Como sabemos, a famosa “Teoria do Escudo Ético” de Frederico Pernambucano de Mello está exposta em três parágrafos do capítulo 4 do clássico "Guerreiros do Sol", abaixo transcritos a partir de sua segunda edição:
"Muito se tem falado nos paradoxos da chamada moral sertaneja. No Nordeste, talvez melhor que em qualquer outra região, sente-se a existência desse quadro de valores - inconfundível em muitos dos seus aspectos. Chega a ser quase impossível, por exemplo, explicar ao homem do sertão do Nordeste as razões por que a lei penal do país - informada por valores urbanos e litorâneos que não são os seus - atribui penas mais graves à criminalidade de sangue, em paralelo com as que comina punitivamente para os crimes contra o patrimônio. Não se perdoa o roubo no sertão, havendo, em contraste, grande compreensão para com o homicídio. O cangaceiro - vai aqui o conteúdo mental do próprio agente - não roubava, "tomava pelas armas"."
"Dentro desse quadro todo próprio, a vingança tende a revestir a forma de um legítimo direito do ofendido. "No sertão, quem se não vinga está moralmente morto", repitamos mais uma vez a frase tão verdadeira de Gustavo Barroso, conhecedor profundo desse paralelismo ético sertanejo."
"Ao invocar tais razões de vingança, o bandido, numa interpretação absurdamente extensiva e nem por isso pouco eficaz, punha toda a sua vida de crime a coberto de interpretações que lhe negassem um sentido ético essencial. A necessidade de justificar-se aos próprios olhos e aos de terceiros levava o cangaceiro a assoalhar o seu desejo de vingança, a sua missão pretensamente ética, a verdadeira obrigação de fazer correr o sangue dos seus ofensores. O folclore heroico, em suas variadas formas de expressão, imortalizava-o, omitindo eventuais covardias ou perversidades e enaltecendo um ou outro gesto de bravura. Concretizada a vingança, por um imperativo de coerência estaria aberta para o cangaceiro a obrigatoriedade de abandonar as armas, deixar o cangaço. Já não teria mais a socorrer-lhe a imagem o escudo ético por esta representado.
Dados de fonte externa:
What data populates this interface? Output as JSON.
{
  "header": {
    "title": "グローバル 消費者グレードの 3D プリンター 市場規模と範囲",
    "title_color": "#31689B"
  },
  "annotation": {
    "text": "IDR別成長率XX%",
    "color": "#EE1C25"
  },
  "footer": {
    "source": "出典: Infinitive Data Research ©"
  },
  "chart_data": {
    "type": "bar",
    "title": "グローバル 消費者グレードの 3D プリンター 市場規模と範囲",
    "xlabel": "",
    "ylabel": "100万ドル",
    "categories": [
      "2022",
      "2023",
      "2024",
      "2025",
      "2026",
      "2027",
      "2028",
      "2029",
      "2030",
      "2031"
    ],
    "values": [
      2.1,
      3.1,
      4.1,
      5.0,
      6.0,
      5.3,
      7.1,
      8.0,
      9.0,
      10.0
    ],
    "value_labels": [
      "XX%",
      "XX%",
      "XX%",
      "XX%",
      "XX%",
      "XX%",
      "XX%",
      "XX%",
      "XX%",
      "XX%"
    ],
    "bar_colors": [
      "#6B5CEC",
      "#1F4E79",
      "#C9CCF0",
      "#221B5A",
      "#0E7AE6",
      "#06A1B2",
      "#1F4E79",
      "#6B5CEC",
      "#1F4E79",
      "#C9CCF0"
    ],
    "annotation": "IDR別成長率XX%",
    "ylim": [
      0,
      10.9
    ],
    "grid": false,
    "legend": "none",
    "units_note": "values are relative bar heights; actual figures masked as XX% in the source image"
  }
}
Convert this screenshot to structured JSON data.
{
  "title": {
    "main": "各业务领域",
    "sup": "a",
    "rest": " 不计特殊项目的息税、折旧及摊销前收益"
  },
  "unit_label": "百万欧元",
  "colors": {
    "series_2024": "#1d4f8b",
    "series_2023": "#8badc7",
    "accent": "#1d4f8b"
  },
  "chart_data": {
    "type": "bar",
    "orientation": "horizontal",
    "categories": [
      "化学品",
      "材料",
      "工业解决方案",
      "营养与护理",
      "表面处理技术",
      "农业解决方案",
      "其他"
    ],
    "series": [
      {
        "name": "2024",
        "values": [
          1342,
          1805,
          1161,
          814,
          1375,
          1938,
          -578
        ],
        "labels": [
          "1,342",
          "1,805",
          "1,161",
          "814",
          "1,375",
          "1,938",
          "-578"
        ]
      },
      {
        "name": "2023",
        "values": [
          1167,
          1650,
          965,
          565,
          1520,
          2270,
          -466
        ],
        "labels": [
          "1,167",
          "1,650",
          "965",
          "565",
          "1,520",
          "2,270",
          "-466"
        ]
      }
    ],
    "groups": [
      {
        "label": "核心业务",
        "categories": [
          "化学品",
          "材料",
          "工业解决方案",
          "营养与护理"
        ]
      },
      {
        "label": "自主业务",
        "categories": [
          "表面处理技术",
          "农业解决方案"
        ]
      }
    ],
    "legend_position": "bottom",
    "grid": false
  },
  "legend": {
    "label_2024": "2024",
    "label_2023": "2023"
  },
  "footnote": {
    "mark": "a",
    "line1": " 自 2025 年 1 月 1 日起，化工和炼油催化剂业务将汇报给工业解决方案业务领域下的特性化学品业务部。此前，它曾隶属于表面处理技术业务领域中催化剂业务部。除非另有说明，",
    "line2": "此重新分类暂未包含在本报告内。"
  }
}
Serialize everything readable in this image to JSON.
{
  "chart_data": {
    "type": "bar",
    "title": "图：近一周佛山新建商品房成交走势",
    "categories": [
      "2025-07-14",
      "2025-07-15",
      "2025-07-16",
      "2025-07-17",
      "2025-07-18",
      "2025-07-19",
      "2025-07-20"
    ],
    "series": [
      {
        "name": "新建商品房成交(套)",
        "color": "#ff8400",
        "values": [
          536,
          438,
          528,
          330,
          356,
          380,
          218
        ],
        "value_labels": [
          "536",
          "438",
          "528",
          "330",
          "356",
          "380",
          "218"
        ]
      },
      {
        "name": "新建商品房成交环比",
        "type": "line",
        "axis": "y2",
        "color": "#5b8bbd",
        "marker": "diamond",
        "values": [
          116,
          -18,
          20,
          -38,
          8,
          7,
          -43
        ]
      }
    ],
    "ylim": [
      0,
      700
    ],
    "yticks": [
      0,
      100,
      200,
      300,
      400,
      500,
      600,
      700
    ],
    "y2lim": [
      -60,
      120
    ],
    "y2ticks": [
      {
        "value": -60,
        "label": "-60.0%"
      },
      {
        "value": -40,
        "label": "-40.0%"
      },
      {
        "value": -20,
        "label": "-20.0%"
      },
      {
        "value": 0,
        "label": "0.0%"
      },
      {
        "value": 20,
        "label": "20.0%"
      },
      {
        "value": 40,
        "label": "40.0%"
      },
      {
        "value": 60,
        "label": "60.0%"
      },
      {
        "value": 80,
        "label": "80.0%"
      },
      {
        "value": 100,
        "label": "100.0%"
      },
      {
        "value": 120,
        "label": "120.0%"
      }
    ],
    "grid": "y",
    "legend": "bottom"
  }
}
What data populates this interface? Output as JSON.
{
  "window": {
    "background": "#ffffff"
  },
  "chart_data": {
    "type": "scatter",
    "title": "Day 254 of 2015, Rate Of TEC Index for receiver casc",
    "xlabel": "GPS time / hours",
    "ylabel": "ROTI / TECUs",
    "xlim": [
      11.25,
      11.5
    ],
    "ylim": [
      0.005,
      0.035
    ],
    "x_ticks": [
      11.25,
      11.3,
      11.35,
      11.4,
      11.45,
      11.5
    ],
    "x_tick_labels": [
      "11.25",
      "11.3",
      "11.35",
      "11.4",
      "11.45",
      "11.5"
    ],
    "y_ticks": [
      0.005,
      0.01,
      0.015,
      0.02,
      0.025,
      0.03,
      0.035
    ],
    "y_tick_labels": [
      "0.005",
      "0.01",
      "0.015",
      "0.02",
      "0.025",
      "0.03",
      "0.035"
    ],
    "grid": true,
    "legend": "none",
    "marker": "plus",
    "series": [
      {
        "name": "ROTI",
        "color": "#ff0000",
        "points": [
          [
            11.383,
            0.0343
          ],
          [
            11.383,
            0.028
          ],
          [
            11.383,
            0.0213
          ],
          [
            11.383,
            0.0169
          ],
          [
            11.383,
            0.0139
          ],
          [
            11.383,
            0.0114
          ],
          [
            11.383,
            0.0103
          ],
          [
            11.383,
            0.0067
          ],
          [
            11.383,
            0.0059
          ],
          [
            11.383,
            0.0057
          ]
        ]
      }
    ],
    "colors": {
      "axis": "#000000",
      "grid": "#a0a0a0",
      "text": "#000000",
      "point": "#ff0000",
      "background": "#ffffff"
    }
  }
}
Como então realizar tal vingança, se o cangaço era um bom meio de vida?"


Já tive oportunidade de observar que o “escudo ético” não é propriamente um epifenômeno da cultura moral sertaneja nordestina, muito menos apenas do cangaço. Essa opinião é corroborada, como se pode depreender, a partir da entrevista de Anthony Daniels à revista "Veja" de 17 de agosto de 2011 - edição 2230, ano 44, nº 33 -, na qual o psiquiatra e escritor inglês, ao analisar a influência da tese do suíço Jean Jacques Rousseau de que o ser humano é fundamentalmente bom, e que a sociedade o corrompe, afirma que esta prejudicou profundamente sua noção de responsabilidade: "Por influência de Rosseau, nossas sociedades relativizaram a responsabilidade dos indivíduos."

Como digo sempre: a realidade está na mente, antes de estar na realidade. Trocando em miúdos: o racional antecede, em última instância, o real.
E continua: "O pensamento intelectual dominante procura explicar o comportamento das pessoas como uma consequência de seu passado, de suas circunstâncias psicológicas e de suas condições econômicas. Infelizmente, essas teses são absorvidas pela população de todos os estratos sociais. Quando trabalhava como médico em prisões inglesas, com frequência ouvia detentos sem uma boa educação formal repetindo teorias sociológicas e psicológicas difundidas pelas universidades. Com isso, não apenas se sentiam menos culpados por seus atos criminosos, como de fato eram tratados dessa maneira."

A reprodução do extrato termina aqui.